Ardmore has improved year on year following Irish Water project

Irish Water has today welcomed the upgraded status of Ardmore Beach to ‘Excellent’ in the Environmental Protection Agency’s Bathing Water Quality Report 2017, which was published this week. Irish Water constructed a new Wastewater Treatment Plant at Ardmore which became operational in 2015. This project was part of a €24 million investment by Irish Water in the Waterford Grouped Towns and Villages Sewerage Scheme and Wastewater Treatment Plants. The overall project was completed in 2016.

Ardmore has improved year on year, since the works were completed by Irish Water, with the following results recorded:

  • 2014  – Poor
  • 2015 – Sufficient
  • 2016 – Changes
  • 2017 – Excellent 

EPA Bathing Quality Water Report

The EPA Bathing Quality Water Report rates Ireland’s bathing waters as either Poor, Sufficient, Good or Excellent. A further category of ‘Changes’ is used where major infrastructural improvements, such as the commissioning of new wastewater infrastructure, or other activities which could significantly bring about a change in water quality, have occurred. A formal classification cannot be determined until at least 16 samples are available for review. A holding category of ‘Changes’ is applied in such cases.

The beautiful beach at Ardmore plays an integral part in the tourism industry the town depends on.

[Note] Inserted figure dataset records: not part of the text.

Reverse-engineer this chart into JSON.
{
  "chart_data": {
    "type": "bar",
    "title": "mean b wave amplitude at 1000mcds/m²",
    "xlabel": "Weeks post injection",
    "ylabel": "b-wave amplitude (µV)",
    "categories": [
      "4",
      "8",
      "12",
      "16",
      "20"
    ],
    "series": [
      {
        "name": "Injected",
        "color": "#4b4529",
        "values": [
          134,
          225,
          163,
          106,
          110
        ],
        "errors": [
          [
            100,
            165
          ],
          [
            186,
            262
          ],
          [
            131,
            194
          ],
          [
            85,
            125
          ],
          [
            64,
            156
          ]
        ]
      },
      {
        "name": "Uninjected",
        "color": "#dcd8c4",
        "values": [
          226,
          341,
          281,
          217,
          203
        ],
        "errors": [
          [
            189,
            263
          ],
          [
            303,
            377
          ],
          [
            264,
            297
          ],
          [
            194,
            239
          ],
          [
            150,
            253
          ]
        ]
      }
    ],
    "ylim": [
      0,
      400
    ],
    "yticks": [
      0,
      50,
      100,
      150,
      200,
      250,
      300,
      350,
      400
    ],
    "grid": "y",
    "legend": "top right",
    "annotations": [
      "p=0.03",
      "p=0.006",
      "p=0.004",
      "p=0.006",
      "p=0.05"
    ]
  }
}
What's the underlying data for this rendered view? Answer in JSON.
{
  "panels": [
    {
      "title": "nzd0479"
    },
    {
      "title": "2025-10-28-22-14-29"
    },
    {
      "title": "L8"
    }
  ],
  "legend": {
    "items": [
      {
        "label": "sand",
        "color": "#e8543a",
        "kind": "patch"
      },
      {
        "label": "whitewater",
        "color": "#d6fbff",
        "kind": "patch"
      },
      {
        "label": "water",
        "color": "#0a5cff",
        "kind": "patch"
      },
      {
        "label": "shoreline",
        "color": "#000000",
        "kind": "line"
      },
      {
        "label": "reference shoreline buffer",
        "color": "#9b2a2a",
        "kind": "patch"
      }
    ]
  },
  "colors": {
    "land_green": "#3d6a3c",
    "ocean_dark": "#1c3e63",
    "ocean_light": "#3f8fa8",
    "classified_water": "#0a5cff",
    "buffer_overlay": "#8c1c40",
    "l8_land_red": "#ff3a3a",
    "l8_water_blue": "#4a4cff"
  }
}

Commenting on the Report, Paul Fallon, Infrastructure Programme Manager at Irish Water said "This is fantastic news for Ardmore. The beautiful beach at Ardmore plays an integral part in the tourism industry the town depends on. The confirmation by the EPA that the bathing waters there are rated as ‘Excellent’ can only increase the value of this amazing amenity, to both tourists and the local community alike."

Protecting Ireland’s bathing waters

Irish Water has a significant role to play in the protection of Ireland’s bathing waters. Pollution from urban run-off, wastewater discharges, agricultural sources and pollution from seabirds and other animals can all have a detrimental effect on bathing waters. Irish Water is investing approximately €326 million per annum in addressing wastewater deficiencies as part of its Business Plan to 2021. This includes ongoing works to end the practice of untreated effluent being discharged into receiving waters, which is currently the case at 44 locations nationwide.